Wednesday 1 December 2010

THE TYPEWRITER IS HOLY by BILL MORGAN


The jacket of Bill Morgan’s book proudly boasts as being “The complete, uncensored history of the Beat Generation”, which asks two questions: can any biography be considered complete and if this is uncensored, what has previously been censored?

Morgan pulls off an impressive feat of editing the lives of its key protagonists: Ginsberg, Burroughs and Kerouac, plus their associates, into just 250 pages that zip by. He manages to combine their overlapping lives with conciseness yet provides clarity lacking in similar works, not shying away from Allen’s orgies, Bill’s drug use or Jack’s drinking.

Morgan has studied the Beats for over forty years and that knowledge shows itself in some of the extra detail and correcting of previous misinformation. For example, the killing of their friend David Kammerer: I always thought he was stabbed to death yet he died only after his body was dumped in the Hudson River. Also the death of Neal Cassady’s girlfriend Natalie Jackson after slashing her wrists and jumping off a building is given extra background detail. Cassady, as ever, doesn’t come across in a good light.
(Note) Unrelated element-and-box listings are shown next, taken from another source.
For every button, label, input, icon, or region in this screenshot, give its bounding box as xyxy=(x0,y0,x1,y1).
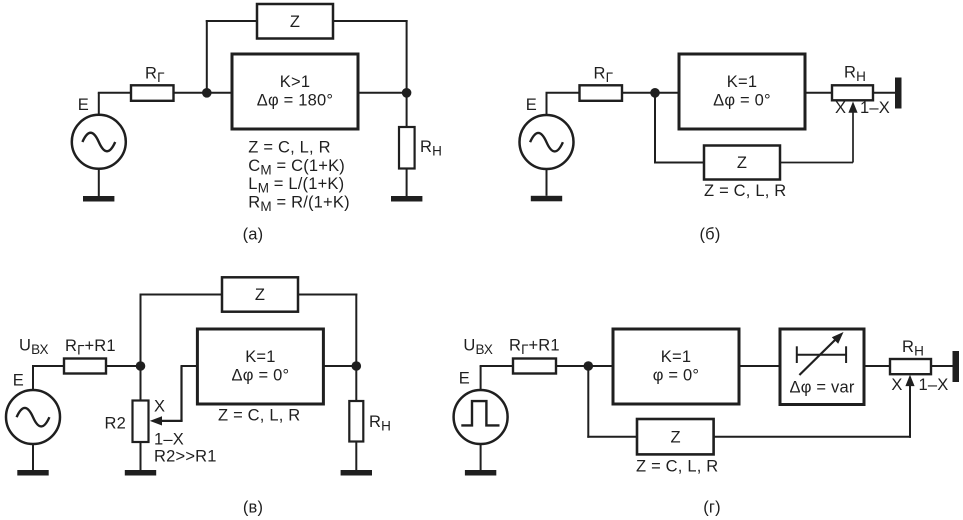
svg-text:(б): (б) xyxy=(699,226,720,244)
resistor RG+R1 (v) xyxy=(64,359,106,374)
wire down to output node (a) xyxy=(406,20,408,127)
resistor RG (a) xyxy=(131,85,174,101)
potentiometer RH (b) xyxy=(832,85,873,100)
svg-text:E: E xyxy=(13,371,24,389)
amplifier U2 (b) xyxy=(679,54,805,129)
wire E3 to ground (v) xyxy=(32,444,34,470)
svg-text:(г): (г) xyxy=(703,499,721,517)
resistor RG (b) xyxy=(580,85,623,101)
svg-text:RГ+R1: RГ+R1 xyxy=(509,337,560,358)
wiper arrow (v) xyxy=(150,416,162,425)
svg-text:K=1: K=1 xyxy=(661,348,691,366)
wire to Z left (b) xyxy=(654,162,704,164)
svg-text:Δφ = 0°: Δφ = 0° xyxy=(232,366,290,384)
wire RG to amp (a) xyxy=(174,92,233,94)
wire amp input from wiper (v) xyxy=(160,366,197,421)
amplifier U3 (v) xyxy=(197,329,323,404)
wire E2 to RG (b) xyxy=(546,92,580,94)
wire down to output node (v) xyxy=(355,294,357,402)
wire Z right (a) xyxy=(333,20,408,22)
impedance Z block (b) xyxy=(704,146,780,180)
svg-text:Z = C, L, R: Z = C, L, R xyxy=(248,138,330,156)
svg-text:X: X xyxy=(154,398,165,416)
svg-text:(в): (в) xyxy=(243,499,263,517)
svg-text:Z: Z xyxy=(290,13,300,31)
node output (v) xyxy=(352,361,362,371)
wiper arrow (g) xyxy=(905,375,914,438)
impedance Z block (g) xyxy=(637,419,714,454)
svg-text:R2: R2 xyxy=(105,415,127,433)
svg-text:E: E xyxy=(459,370,470,388)
svg-text:RГ+R1: RГ+R1 xyxy=(65,337,116,358)
svg-text:Z: Z xyxy=(670,429,680,447)
terminal bar (b) xyxy=(895,78,902,109)
ground under RH (v) xyxy=(341,470,372,476)
wire to Z left (a) xyxy=(206,20,257,22)
svg-text:E: E xyxy=(78,96,89,114)
wiper arrow (b) xyxy=(848,102,857,163)
ground under RH (a) xyxy=(391,196,422,202)
wire Z to wiper (g) xyxy=(714,436,911,438)
wire node to R2 (v) xyxy=(140,366,142,401)
wire phase shifter to RH pot (g) xyxy=(864,365,890,367)
resistor RH (a) xyxy=(399,127,415,169)
source E1 (sine generator) xyxy=(72,115,126,169)
wire E4 top xyxy=(480,366,482,390)
source E2 (sine generator) xyxy=(520,115,574,169)
wire E2 top xyxy=(546,93,548,115)
phase shifter block (g) xyxy=(780,329,864,405)
amplifier U4 (g) xyxy=(613,329,739,404)
ground under E3 (v) xyxy=(17,470,48,476)
ground under E4 (g) xyxy=(465,470,496,476)
svg-text:(а): (а) xyxy=(243,226,264,244)
wire pot to terminal (g) xyxy=(931,365,953,367)
svg-text:Z: Z xyxy=(255,286,265,304)
wire E3 top xyxy=(32,366,34,390)
wire amp to phase shifter (g) xyxy=(739,365,780,367)
svg-text:Z = C, L, R: Z = C, L, R xyxy=(704,182,786,200)
resistor RH (v) xyxy=(349,401,363,442)
wire to Z left (g) xyxy=(587,436,637,438)
svg-text:Δφ = var: Δφ = var xyxy=(789,379,854,397)
potentiometer R2 (v) xyxy=(133,401,149,443)
svg-text:1–X: 1–X xyxy=(860,99,890,117)
impedance Z block (v) xyxy=(222,277,298,311)
svg-text:Δφ = 180°: Δφ = 180° xyxy=(257,91,333,109)
wire amp to RH pot (b) xyxy=(805,92,832,94)
impedance Z block (a) xyxy=(257,4,333,39)
svg-text:X: X xyxy=(891,376,902,394)
ground under R2 (v) xyxy=(125,470,156,476)
svg-text:R2>>R1: R2>>R1 xyxy=(154,448,217,466)
ground under E2 (b) xyxy=(531,196,562,202)
wire E4 to R1 (g) xyxy=(480,365,513,367)
svg-text:K=1: K=1 xyxy=(245,348,275,366)
ground under E1 (a) xyxy=(83,196,114,202)
wire R1 to node (v) xyxy=(106,365,141,367)
wire node up (v) xyxy=(140,294,142,367)
wire E1 to RG xyxy=(98,92,131,94)
wire RH to ground (a) xyxy=(406,169,408,197)
svg-text:Z = C, L, R: Z = C, L, R xyxy=(636,458,718,476)
svg-text:1–X: 1–X xyxy=(154,431,184,449)
wire E1 top xyxy=(98,93,100,115)
wire node up (a) xyxy=(206,20,208,93)
svg-text:Z = C, L, R: Z = C, L, R xyxy=(218,407,300,425)
wire R1 to amp (g) xyxy=(556,365,613,367)
wire RH to ground (v) xyxy=(355,442,357,471)
svg-text:Δφ = 0°: Δφ = 0° xyxy=(713,91,771,109)
wire R2 to ground (v) xyxy=(140,442,142,470)
node input (v) xyxy=(136,361,146,371)
wire to Z left (v) xyxy=(140,294,223,296)
svg-text:Z: Z xyxy=(737,154,747,172)
amplifier U1 (a) xyxy=(232,54,358,129)
formula text (a) xyxy=(248,138,349,214)
wire node down (g) xyxy=(587,366,589,438)
potentiometer RH (g) xyxy=(890,359,931,374)
wire amp out (a) xyxy=(358,92,407,94)
svg-text:K>1: K>1 xyxy=(280,73,310,91)
wire E4 to ground (g) xyxy=(480,444,482,470)
resistor RG+R1 (g) xyxy=(513,359,556,374)
source E4 (pulse generator) xyxy=(454,390,508,444)
wire amp out (v) xyxy=(323,365,356,367)
wire Z to wiper (b) xyxy=(780,162,853,164)
terminal bar (g) xyxy=(953,351,960,382)
svg-text:K=1: K=1 xyxy=(727,73,757,91)
svg-text:E: E xyxy=(526,96,537,114)
wire RG to amp (b) xyxy=(622,92,679,94)
wire E2 to ground (b) xyxy=(546,169,548,196)
node input (b) xyxy=(650,88,660,98)
wire E1 to ground (a) xyxy=(98,169,100,196)
svg-text:X: X xyxy=(835,99,846,117)
node output (a) xyxy=(402,88,412,98)
wire Z right (v) xyxy=(298,294,357,296)
node input (g) xyxy=(584,361,594,371)
wire pot to terminal (b) xyxy=(873,92,895,94)
source E3 (sine generator) xyxy=(6,390,60,444)
wire node down (b) xyxy=(654,93,656,164)
node input (a) xyxy=(202,88,212,98)
svg-text:φ = 0°: φ = 0° xyxy=(653,366,699,384)
wire E3 to R1 (v) xyxy=(32,365,64,367)
svg-text:1–X: 1–X xyxy=(919,376,949,394)
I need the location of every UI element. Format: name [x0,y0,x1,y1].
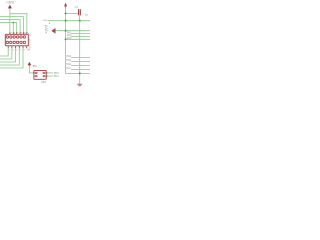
connector JP2 box [34,70,46,79]
connector JP2 right stubs [33,73,48,76]
wire JP1 pinA3 down-left [0,48,16,62]
wire JP2 pin2 [48,72,53,74]
svg-text:8: 8 [21,33,22,35]
wire row PA lower 2 [71,60,90,62]
wire row PA upper 1 [56,30,91,32]
wire row PA upper 4 [66,38,90,40]
svg-text:2X2: 2X2 [41,81,46,84]
connector JP1 pin numbers [9,33,29,52]
wire JP2 pin4 [48,75,53,77]
capacitor C1 plates [79,9,81,15]
wire supply to JP1 pin1 [9,9,11,32]
junction GND rail / right drop [79,20,81,22]
wire row PA upper 3 [71,35,90,37]
connector JP1 box [5,34,28,46]
connector JP1 top pin stubs [10,32,27,35]
svg-text:PA7: PA7 [67,67,72,70]
svg-text:5: 5 [16,49,17,51]
svg-text:AVR-ISP-10: AVR-ISP-10 [28,32,32,50]
svg-text:1u: 1u [85,13,88,17]
junction row4 / vertical [65,38,67,40]
connector JP1 pin circles row A [6,36,25,38]
svg-text:+3V3: +3V3 [44,25,48,34]
junction at cap branch [65,12,67,14]
svg-text:PD1: PD1 [54,75,59,78]
svg-text:9: 9 [24,49,25,51]
supply +3V3 P3 arrow [28,62,31,66]
wire net to JP1 pin3 [0,23,17,32]
svg-text:2: 2 [11,33,12,35]
svg-text:7: 7 [20,49,21,51]
wire GND horizontal [48,20,90,22]
junction row1 / vertical [65,30,67,32]
ground symbol [77,84,82,86]
junction pin2 branch [12,22,14,24]
connector JP1 bottom pin stubs [8,46,27,49]
wire branch to JP1 pin2 [12,23,14,32]
junction bottom rail [79,72,81,74]
wire JP1 pinA4 down-left [0,48,19,65]
wire right GND drop [79,21,81,84]
wire branch to JP1 pin6 [10,14,27,32]
wire cap to GND rail [79,16,81,21]
wire JP1 pinA2 down-left [0,48,12,59]
wire cap branch [66,12,79,14]
supply +3V3 P2 arrow top right [64,3,67,8]
connector JP2 pin circles [35,72,45,77]
svg-text:+3V3: +3V3 [6,1,14,5]
supply GND arrow mid [44,23,55,34]
wire net to JP1 pin5 [0,17,24,32]
svg-text:3: 3 [13,49,14,51]
svg-text:PA4: PA4 [67,55,72,58]
svg-text:PA5: PA5 [67,59,72,62]
svg-text:JP2: JP2 [32,65,37,68]
supply +3V3 P1 arrow [9,5,12,8]
wire JP1 pinA5 down-left [0,48,23,68]
svg-text:4: 4 [14,33,15,35]
svg-text:1: 1 [9,49,10,51]
wire main vertical right [66,8,90,74]
wire JP1 pinA1 down-left [0,48,8,56]
svg-text:C1: C1 [75,5,79,9]
svg-text:10: 10 [24,33,26,35]
svg-text:PA6: PA6 [67,63,72,66]
wire row PA upper 2 [71,33,90,35]
wire supply3 to JP2 [29,66,34,73]
connector JP1 pin circles row B [6,41,25,43]
wire net to JP1 pin4 [0,20,20,32]
svg-text:6: 6 [17,33,18,35]
junction GND rail / vertical [65,20,67,22]
wire row PA lower 1 [71,56,90,58]
wire row PA lower 3 [71,64,90,66]
wire row PA lower 4 [71,68,90,70]
svg-text:GND: GND [43,20,48,22]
The Typewriter Is Holy focuses on their topsy-turvy lives, from the 1940s to the end of the 60s, rather than their works, and as with the stories above can be read as a stand-alone introduction into what can seem a confusing myriad of characters. It’s as complete and uncensored as you’ll need to start picking through the addictive Beat universe.

The Typewriter Is Holy: The Complete Uncensored History of the Beat Generation by Bill Morgan is published by Free Press, priced $28.